Now that we are taking allegations more seriously and investigating them, we still have to grapple with the fact that punitive measures do little to solve the larger problem or restore justice to victims. My own experience going to court over a violent boyfriend in high school showed me how much I would have preferred an apology—and perhaps some examination of the root factors that led to his behavior—over the two-and-a-half-year sentence he received, which only seemed to make it worse. This formative experience is why, in 2015, I decided to email the acquaintance who had raped me ten years before, in hopes that such an exchange might take place. I explained how his actions had affected my life, and he expressed regret but seemed triggered by the word “rape” (the apparition of the metaphorical dead body). He became angry and defensive, as if accepting this truth and owning it would somehow change him for the worse—and not for the better.

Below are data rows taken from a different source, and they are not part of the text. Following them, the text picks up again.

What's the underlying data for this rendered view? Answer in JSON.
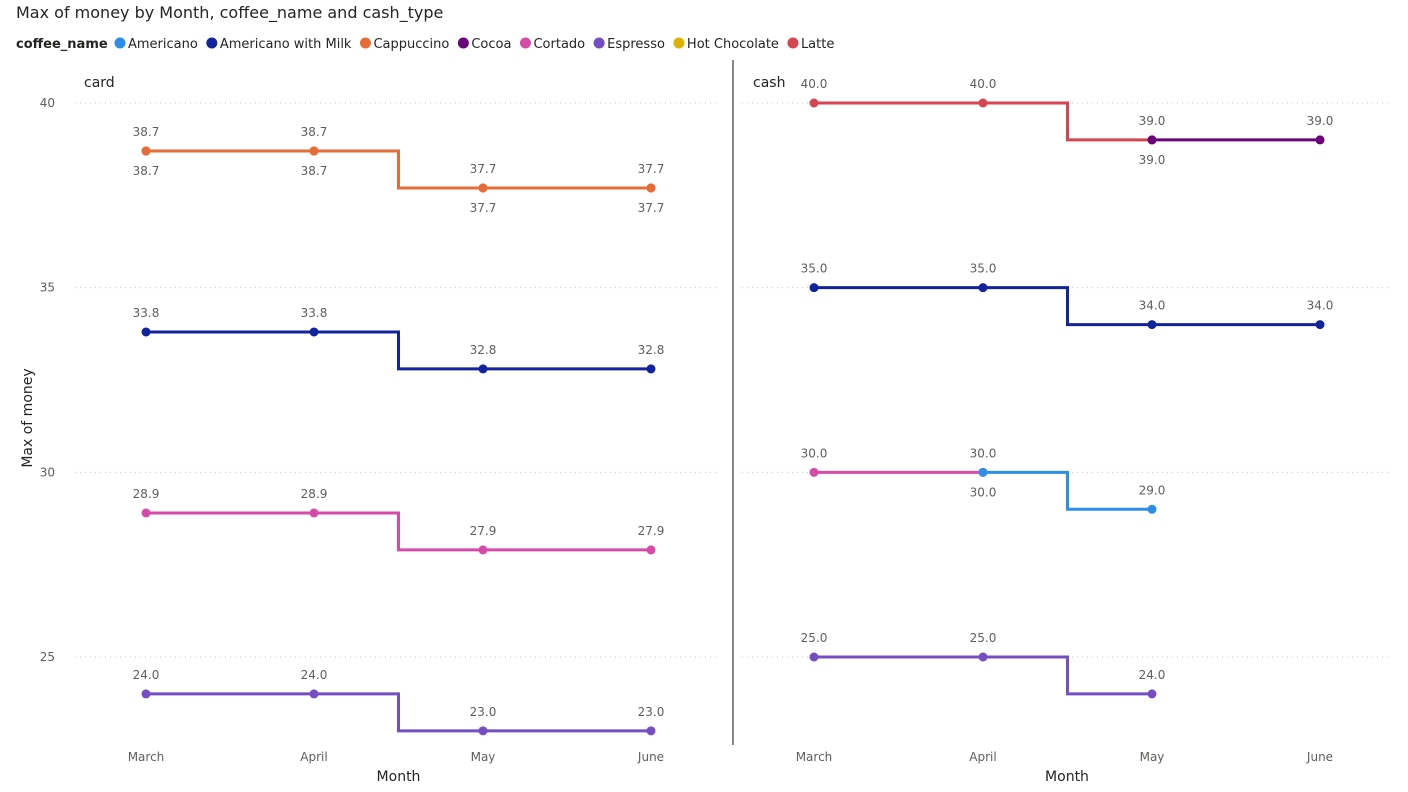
{
  "chart_data": {
    "type": "line",
    "step": true,
    "title": "Max of money by Month, coffee_name and cash_type",
    "legend": {
      "title": "coffee_name",
      "position": "top-left",
      "items": [
        {
          "name": "Americano",
          "color": "#2b8fe8"
        },
        {
          "name": "Americano with Milk",
          "color": "#12239e"
        },
        {
          "name": "Cappuccino",
          "color": "#e66c37"
        },
        {
          "name": "Cocoa",
          "color": "#6b007b"
        },
        {
          "name": "Cortado",
          "color": "#d64ba8"
        },
        {
          "name": "Espresso",
          "color": "#744ec2"
        },
        {
          "name": "Hot Chocolate",
          "color": "#d9b300"
        },
        {
          "name": "Latte",
          "color": "#d64550"
        }
      ]
    },
    "xlabel": "Month",
    "ylabel": "Max of money",
    "categories": [
      "March",
      "April",
      "May",
      "June"
    ],
    "yticks": [
      25,
      30,
      35,
      40
    ],
    "ylim": [
      23.0,
      40.7
    ],
    "grid": true,
    "panels": [
      {
        "name": "card",
        "series": [
          {
            "name": "Latte",
            "values": [
              38.7,
              38.7,
              37.7,
              37.7
            ],
            "labels": [
              "38.7",
              "38.7",
              "37.7",
              "37.7"
            ]
          },
          {
            "name": "Cappuccino",
            "values": [
              38.7,
              38.7,
              37.7,
              37.7
            ],
            "labels": [
              "38.7",
              "38.7",
              "37.7",
              "37.7"
            ]
          },
          {
            "name": "Americano with Milk",
            "values": [
              33.8,
              33.8,
              32.8,
              32.8
            ],
            "labels": [
              "33.8",
              "33.8",
              "32.8",
              "32.8"
            ]
          },
          {
            "name": "Cortado",
            "values": [
              28.9,
              28.9,
              27.9,
              27.9
            ],
            "labels": [
              "28.9",
              "28.9",
              "27.9",
              "27.9"
            ]
          },
          {
            "name": "Espresso",
            "values": [
              24.0,
              24.0,
              23.0,
              23.0
            ],
            "labels": [
              "24.0",
              "24.0",
              "23.0",
              "23.0"
            ]
          }
        ]
      },
      {
        "name": "cash",
        "series": [
          {
            "name": "Latte",
            "values": [
              40.0,
              40.0,
              39.0,
              null
            ],
            "labels": [
              "40.0",
              "40.0",
              "39.0",
              ""
            ]
          },
          {
            "name": "Cocoa",
            "values": [
              null,
              null,
              39.0,
              39.0
            ],
            "labels": [
              "",
              "",
              "39.0",
              "39.0"
            ]
          },
          {
            "name": "Americano with Milk",
            "values": [
              35.0,
              35.0,
              34.0,
              34.0
            ],
            "labels": [
              "35.0",
              "35.0",
              "34.0",
              "34.0"
            ]
          },
          {
            "name": "Cortado",
            "values": [
              30.0,
              30.0,
              null,
              null
            ],
            "labels": [
              "30.0",
              "30.0",
              "",
              ""
            ]
          },
          {
            "name": "Americano",
            "values": [
              null,
              30.0,
              29.0,
              null
            ],
            "labels": [
              "",
              "30.0",
              "29.0",
              ""
            ]
          },
          {
            "name": "Espresso",
            "values": [
              25.0,
              25.0,
              24.0,
              null
            ],
            "labels": [
              "25.0",
              "25.0",
              "24.0",
              ""
            ]
          }
        ]
      }
    ]
  }
}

I understood how painful it would be for a person to unpack that kind of trauma, since I’d been forced to do it myself. The only time I’ve ever seen a man truly take responsibility for a sexual assault was in a 2017 Ted Talk that featured both a perpetrator and his victim. In it, 38-year-old Tom Stranger admits that when he was 18, he raped his 16-year-old girlfriend, Thordis Elva, after a high school dance. Somewhere deep down he understood what he’d done was wrong, but couldn’t bring himself to acknowledge it. A decade later, she emailed him, and over several more years, they managed to reconcile. In the searing talk, Tom admits that despite growing up with equitable gender roles modeled in his household, that night he’d felt entitled to Thordis’s body.

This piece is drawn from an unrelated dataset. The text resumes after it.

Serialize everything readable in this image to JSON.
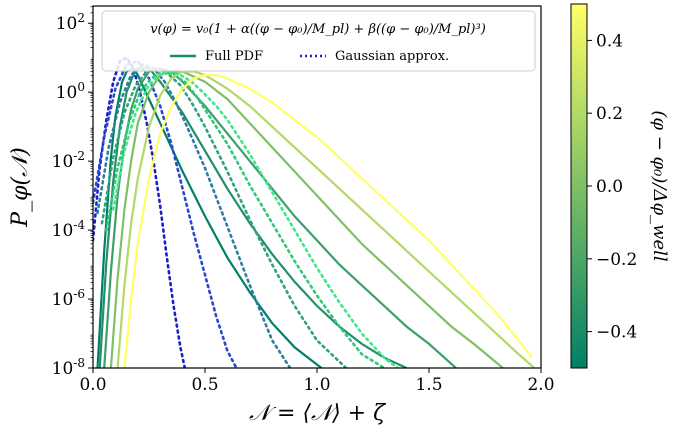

For me, seeing this was a revelation. Just like I’d found my pain validated by another woman’s viral victim impact statement, I got the answer I was looking for from someone else’s rapist—except he was more than that. He was a person with a name who neither denied what he’d done, nor let it define him. It somehow felt like the missing half to my own story—and the missing half to an entire movement. I wondered what kind of radical empathy Thordis must have shown Tom for him to arrive there, and whether it might be precisely what our culture needs to heal. Obviously, we can’t expect every victim to forgive their abuser, or every perpetrator to own up to their actions, but we can strive for some sense of mutual understanding.
Whether you agree or disagree with the DiAngelo’s premise in White Fragility, the book does offer a framework for white people to interrogate their own assumptions and prejudices. By painting society as a whole as racist, it creates a permission structure to engage with one’s own racism, to feel ashamed of past acts and alter future behavior accordingly—a discourse that’s still largely absent from the #MeToo movement. As many of the survivors who helped make Tarana Burke’s hashtag a global trend have learned, shame can be a path to redemption, but it’s not one easily walked alone.